= EU Day for the Victims of the Global Climate Crisis =

The annual EU Day for the Victims of the Global Climate Crisis is observed in the European Union on 15 July since 2023. Despite its name, it is not limited to the European Union but shall be a day of remembrance for the victims of the climate crises worldwide.

== Establishment ==

The day was established in a joint declaration by European Parliament, European Council and European Commission on 13 July 2023.

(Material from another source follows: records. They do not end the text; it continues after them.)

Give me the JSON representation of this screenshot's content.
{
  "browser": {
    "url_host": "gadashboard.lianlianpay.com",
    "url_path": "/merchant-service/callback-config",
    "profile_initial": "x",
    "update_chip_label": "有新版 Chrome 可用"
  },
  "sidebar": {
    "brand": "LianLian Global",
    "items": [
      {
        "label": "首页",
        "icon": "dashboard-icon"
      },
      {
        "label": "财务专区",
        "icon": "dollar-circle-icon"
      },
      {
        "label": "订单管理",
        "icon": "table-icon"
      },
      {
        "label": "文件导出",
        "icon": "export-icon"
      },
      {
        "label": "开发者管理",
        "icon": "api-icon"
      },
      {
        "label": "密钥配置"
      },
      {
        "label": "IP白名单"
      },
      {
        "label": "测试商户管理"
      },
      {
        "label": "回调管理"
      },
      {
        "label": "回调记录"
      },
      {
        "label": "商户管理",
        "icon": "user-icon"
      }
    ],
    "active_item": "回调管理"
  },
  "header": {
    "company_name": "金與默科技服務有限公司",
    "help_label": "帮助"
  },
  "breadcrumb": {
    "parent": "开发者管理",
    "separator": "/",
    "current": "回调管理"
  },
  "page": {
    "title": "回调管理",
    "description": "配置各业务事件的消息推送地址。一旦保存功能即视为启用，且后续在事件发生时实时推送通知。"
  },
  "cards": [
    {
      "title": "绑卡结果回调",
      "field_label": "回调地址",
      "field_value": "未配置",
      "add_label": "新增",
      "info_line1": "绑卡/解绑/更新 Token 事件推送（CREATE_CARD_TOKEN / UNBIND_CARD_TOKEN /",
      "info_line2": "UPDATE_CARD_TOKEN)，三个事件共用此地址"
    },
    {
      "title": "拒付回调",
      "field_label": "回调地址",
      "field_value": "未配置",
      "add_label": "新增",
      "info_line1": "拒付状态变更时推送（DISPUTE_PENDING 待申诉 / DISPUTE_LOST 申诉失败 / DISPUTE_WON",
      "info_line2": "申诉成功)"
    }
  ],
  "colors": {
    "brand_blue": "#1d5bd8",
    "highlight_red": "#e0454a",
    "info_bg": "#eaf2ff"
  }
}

Before, a joint initiative by members of the political groups
EPP, S&D, Renew, Greens/EFA and The Left titled "Motion for a resolution on a European Day for the victims of the global climate crisis" had been tabled on 13 June 2023. It was adopted without changes by the European Parliament by 395 votes to 109, with 31 abstentions, on 15 June 2023, inviting the European Council and the European Commission to back this initiative.

== Purpose ==

According to the declaration, its purpose is

[…] commemorating said victims in Europe and worldwide, and to raise awareness among stakeholders and the general public of concrete steps they can take at their level to contribute to prevent these disasters from happening in the first place and, be better prepared for and respond to climate disasters.

As supplementary material, a multi-page "Communication toolkit" was provided as a PDF file, which contained ideas and suggestions for people who want to become active on this day and raise awareness for the topic.

== Commemorations at EU level ==

=== 2023 ===

On occasion of the day's introduction in 2023, Frans Timmermans, signer of the declaration for the European Commission, visited regions in Belgium, Germany and the Netherlands which had been affected by the 2021 European floods.

=== 2024 ===

In 2024, a ceremony was held at the junction of Rue de l'Arbre Bénit, Rue du Prince Albert and Chaussée d'Ixelles in Ixelles, Brussels. According to the announcement for this day, among others Janez Lenarčič (European Commissioner for Crisis Management), Zakia_Khattabi (Belgian Minister of Climate, Environment, Sustainable Development and Green Deal) and Annelies Verlinden (Belgian Minister of the Interior, Institutional Reforms and Democratic Renewal) as well as the founder of Climate Justice for Rosa, Benjamin Van Bunderen Robberechts, were attending. As part of the event, a musical performance was planned with arrangements by David Van Reybrouck and Jef Neve, written by them in honor of the victims of the 2021 Belgian floods, and performed by Hanne Roos and Marlon Dek. Climate Justice for Rosa is a non-profit organization named after Rosa, a 15-year-old girl who drowned in these floods.

=== 2025 ===

In 2025 a central ceremony was held in front of the Berlaymont building in Brussels. It featured contributions from official side by Teresa Ribera (European Commission Executive Vice-President for a Clean, Just and Competitive Transition), Antonio Decaro (MEP and Chair of European Parliament’s Committee on Environment, Public Health and Food Safety) and Lars Aagaard (Danish Minister for Climate, Energy and Utilities). Citizens were represented by Benjamin Van Bunderen Robberechts from Climate Justice for Rosa. The event was streamed live on the European Commission's European Broadcasting Service (EBS) and is available for rewatch. Additionally, several local events took place across the EU, for example in Torrent (Spain), Pombal (Portgual) and Turnu Măgurele (Romania).

The "Communication toolkit", which had been provided on the first occurrence of the day has been updated and expanded for 2025.